Os ouriços da Ericeira



Da Ericeira afirmam os entendidos que começou como Ouriceira, tal a profusão de ouriços-do-mar na sua costa e mar. Animal equinoderme (corpo coberto de espinhos), da classe Echinoidea, pertencente ao filo Echinodermata (como as estrelas-do-mar, os ofiúros, os lírios-do-mar e os pepinos-do-mar), o Paracentrotus Lividus tem historicamente mais importância nos afectos das suas gentes do que o seu aspecto agressivo e pouco dado a intimidades poderá parecer: a longuíssima relação entre os dois tinha expressão relevante, contam os mais antigos, no Domingo de Páscoa, onde famílias inteiras excursionavam até aos rochedos, na maré baixa, para a apanha daqueles e posterior consumo no repasto pascal.


A tradição parece ter esmorecido: contrariamente à realidade do Norte do país, zona de maior venda e exportação, a situação actual na Ericeira é a da existência de apenas alguns mariscadores com licença de apanha, que procedem à sua captura em pequenas quantidades, sendo rara a sua venda no mercado.

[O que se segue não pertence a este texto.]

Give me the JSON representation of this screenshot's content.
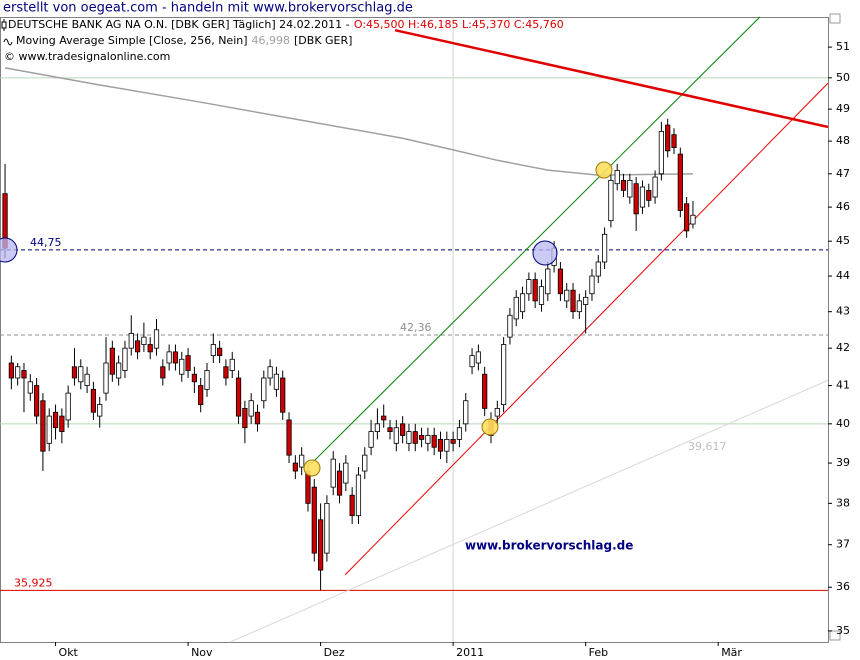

Para revitalizar o consumo do ouriço e como forma de aprofundar o turismo gastronómico de uma localidade que tem os produtos do mar - o peixe e o marisco - como cabeça de cartaz de uma oferta que também passa pela qualidade da oferta hortícola (relembre-se a importância, no passado, da região saloia para o abastecimento de Lisboa - e a Ericeira fazia parte do termo (1) da cidade) a Câmara Municipal de Mafra apadrinha a realização do Festival do Ouriço-do.mar. A 2ª edição do evento ocorreu no passado fim-de-semana, com a apresentação, em 12 dos restaurantes da vila, de receitas em que o ouriço é o ingrediente principal.


Não sendo extenso, o menu possibilitou uma prova quase integral, que se iniciou pela concepção mais simples que é a da sua degustação ao natural. Algum traço de desilusão, com os sabores ainda pouco vincados, fruto talvez das difíceis condições que o mar apresenta, impedimento para acesso aos bancos mais ricos?



Segundo prato, a sopa de ouriço, de sabor forte, apaladado, que me pareceu uma sopa de peixe finalizada com as gónadas do ouriço, exemplo de adaptação do receituário local.


Finalmente o arroz, que se revelou igualmente um arroz de frutos do mar (camarão e mexilhão), finalizado com o ouriço, que lhe conferiu algum do seu sabor e permitiu uma identificação visual com o nome atribuído.


Jornada pedagógica de encontro com uma gastronomia popular sem pretensões de alta cozinha mas tendo a segurança de quem percorre trilhos conhecidos e muito experimentados da cozinha local, esta ida à vila do surf, permitiu matar saudades de um tempo de mar que a Primavera promete estar próximo e dos sabores que lhe estão associados.

Quanto ao ouriço, apesar das restrições da apanha, da delicadeza do eco-sistema, dos cuidados na sua conservação e exploração que urge redobrar, é um magnífico representante dessa colecção de tesouros marítimos que florescem na nossa costa e com o qual cada português que se merece deveria ter pelo menos um encontro imediato anual.

E que para o ano haja mais Festival!


(1) Termo: Área sob administração judicial e fiscal da cidade. Conjunto de julgados ou freguesias (conforme o uso judicial ou administrativo), abrangendo, para além das zonas urbana e as periféricas, freguesias mais distantes. No caso de Lisboa, teve dimensão variável, sendo limitada a Sul e Nascente pelo rio Tejo e chegando a incluir zonas dos actuais concelhos de Sintra, Colares, Ericeira, Mafra, Vila Verde, Torres Vedras, e Alenquer.